どちらもバックエンド開発で活用される開発言語であり、文法が簡単という共通点はあります。そのため、似ていると感じるかもしれませんが、実用面では、PHPはWeb開発、PyhonはWebやAIなどの複数の分野と活用分野は異なるため、似ているとは言えないでしょう。

PHPとPythonって組み合わせて利用できる?

PHPとPythonって組み合わせは利用可能です。


PHPの「exec」「shell_exec」関数を使用し、システムコマンドを実行することでPythonスクリプトを呼び出せます。また、API(システム同士が通信を行うための仕組み)を利用して、PHPからAPI経由でPythonのシステムを実行、その逆も可能です。
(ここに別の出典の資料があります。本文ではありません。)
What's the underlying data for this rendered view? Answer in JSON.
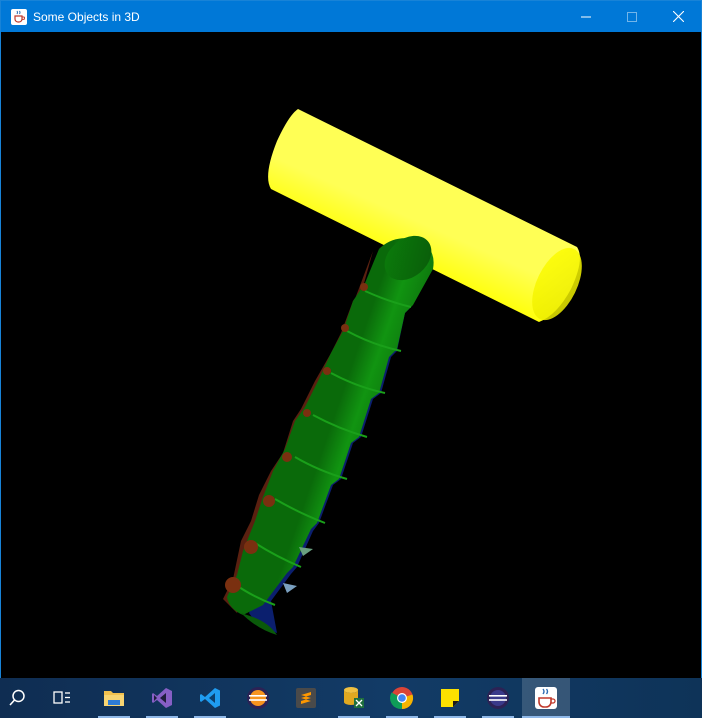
{
  "window": {
    "title": "Some Objects in 3D",
    "icon": "java-cup-icon",
    "controls": [
      "minimize-icon",
      "maximize-icon",
      "close-icon"
    ]
  },
  "scene": {
    "background": "#000000",
    "objects": [
      {
        "name": "yellow-cylinder",
        "color": "#ffff00"
      },
      {
        "name": "green-helical-cone",
        "color": "#008000"
      }
    ]
  },
  "taskbar": {
    "items": [
      {
        "name": "search-icon",
        "running": false
      },
      {
        "name": "task-view-icon",
        "running": false
      },
      {
        "name": "file-explorer-icon",
        "running": true
      },
      {
        "name": "visual-studio-icon",
        "running": true
      },
      {
        "name": "vs-code-icon",
        "running": true
      },
      {
        "name": "eclipse-icon",
        "running": false
      },
      {
        "name": "sublime-text-icon",
        "running": false
      },
      {
        "name": "database-tool-icon",
        "running": true
      },
      {
        "name": "chrome-icon",
        "running": true
      },
      {
        "name": "sticky-notes-icon",
        "running": true
      },
      {
        "name": "eclipse-icon",
        "running": true
      },
      {
        "name": "java-app-icon",
        "running": true,
        "active": true
      }
    ]
  }
}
Pythonには機械学習やデータ処理に適したライブラリが複数あるため、PHPのWebシステムとの連携が行われる場合もあります。

6.まとめ

本記事ではPHPとPythonを用途や特徴、将来性などのさまざまな要素で比較しました。


プログラミング言語を選ぶ基準は以下のことが大切です。

  • 開発したい分野

  • ニーズや将来性

  • 学習の難易度

紹介した内容以外も調べることで自分に合った選択をできるようにしましょう。


本記事が皆様にとって少しでもお役に立てますと幸いです。